Bob Baer agrees that Mousawi, who has been celebrated in the West for sparking street demonstrations against the Teheran regime since he lost the elections, was directing the overall 1980s terror campaign.
He may have had a change of heart, but he was clearly one of the Guardian Council's chosen few to run for President, so he would have been amenable to continuing their policies. The thuggish way they've handled matters since has changed Mousavi's role and that of the regime itself.

President Obama is giving a press conference and taking questions. In his prepared comments, he noted that the Iranian claims that the US is instigating the protests is patently false. His prepared comments are pretty good, but then decides to use the term "extraordinary debate" to describe the ongoing situation there.

Extraordinary debate?

People are being murdered by the regime in cold blood (and being asked to pay for the "privilege" of being murdered to boot). and that's debate? Sorry, but it was an extremely poor choice of words.

This isn't a debate. It's a struggle for power between an entrenched regime that wants to retain all the power for itself, and the rest of the Iranian people who have finally seen the veil lifted on the totalitarianism of the Iranian political system. The election didn't matter, because the outcome was predetermined. It was rigged.

Iranian soccer players who wore green armbands in solidarity with Mousavi have apparently been punished for that action. They have been "retired."
According to the pro-government newspaper Iran, four players – Ali Karimi, 31, Mehdi Mahdavikia, 32, Hosein Ka’abi, 24 and Vahid Hashemian, 32 – have been “retired” from the sport after their gesture in last Wednesday’s match against South Korea in Seoul.

They were among six players who took to the field wearing wristbands in the colour of the defeated opposition candidate Mir Hossein Mousavi, which has been adopted by demonstrators who believe the 12 June election was stolen.

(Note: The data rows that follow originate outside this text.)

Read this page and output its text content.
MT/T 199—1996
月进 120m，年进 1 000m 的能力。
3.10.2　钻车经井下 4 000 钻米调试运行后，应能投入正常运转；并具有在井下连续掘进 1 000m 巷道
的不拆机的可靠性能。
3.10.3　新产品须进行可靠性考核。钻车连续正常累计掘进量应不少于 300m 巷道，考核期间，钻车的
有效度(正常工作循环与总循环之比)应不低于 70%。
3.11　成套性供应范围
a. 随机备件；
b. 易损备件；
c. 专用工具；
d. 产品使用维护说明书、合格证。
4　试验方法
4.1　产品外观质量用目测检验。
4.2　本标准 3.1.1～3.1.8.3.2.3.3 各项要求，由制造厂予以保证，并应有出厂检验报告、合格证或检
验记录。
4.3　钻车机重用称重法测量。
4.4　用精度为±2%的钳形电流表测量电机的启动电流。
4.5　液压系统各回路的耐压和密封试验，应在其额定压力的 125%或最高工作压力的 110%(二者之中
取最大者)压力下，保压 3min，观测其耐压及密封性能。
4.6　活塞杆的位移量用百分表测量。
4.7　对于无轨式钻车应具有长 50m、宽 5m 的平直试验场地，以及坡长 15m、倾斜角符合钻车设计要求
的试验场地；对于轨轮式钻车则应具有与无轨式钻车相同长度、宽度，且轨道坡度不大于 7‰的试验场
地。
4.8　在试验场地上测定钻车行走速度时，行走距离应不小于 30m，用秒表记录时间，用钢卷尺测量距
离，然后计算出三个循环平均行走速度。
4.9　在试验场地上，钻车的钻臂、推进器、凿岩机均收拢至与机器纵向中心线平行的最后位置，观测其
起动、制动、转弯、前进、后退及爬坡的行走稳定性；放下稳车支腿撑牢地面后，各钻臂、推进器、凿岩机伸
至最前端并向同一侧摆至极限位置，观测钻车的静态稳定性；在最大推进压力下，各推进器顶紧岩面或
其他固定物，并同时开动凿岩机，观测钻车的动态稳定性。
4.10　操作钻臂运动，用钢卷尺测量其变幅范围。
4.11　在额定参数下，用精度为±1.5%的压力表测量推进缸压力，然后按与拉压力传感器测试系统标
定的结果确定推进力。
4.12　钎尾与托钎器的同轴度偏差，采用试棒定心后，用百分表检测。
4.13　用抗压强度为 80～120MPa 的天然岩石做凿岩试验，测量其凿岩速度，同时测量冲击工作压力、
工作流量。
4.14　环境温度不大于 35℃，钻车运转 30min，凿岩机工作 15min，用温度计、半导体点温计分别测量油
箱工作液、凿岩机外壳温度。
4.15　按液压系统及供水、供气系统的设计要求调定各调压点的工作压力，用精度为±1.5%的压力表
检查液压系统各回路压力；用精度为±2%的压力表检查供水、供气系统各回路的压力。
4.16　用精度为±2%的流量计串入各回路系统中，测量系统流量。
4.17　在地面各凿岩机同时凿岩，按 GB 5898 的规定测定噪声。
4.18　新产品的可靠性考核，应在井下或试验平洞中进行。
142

Most of the players obeyed instructions to remove the armwear at half-time, but Mahdavikia wore his green captain’s armband for the entire match. The four are also said to have been banned from giving media interviews.
Also, there's a new video out that shows Ahmadinejad and mullahs discussing items in Farsi. The translations so far speak to laying the groundwork for the events we've seen unfolding.

Farsi translators need to get their hands on this. If true, it shows the determination of Ahmadinejad and the mullahs to thwart the will of the people of Iran and pursue their own agenda.

Iran is scheduling Ahmadinejad's "swearing in". Tin hat dictators do not get sworn in. They take power and the people have no choice.

That's what happened. Stop treating Iran as though it is a representative democracy; it never was. It was a totalitarian regime that used elections to give it a veneer of legitimacy, and the veneer has been shorn off by the thuggist tactics of Ahmadinejad and his co-religionists.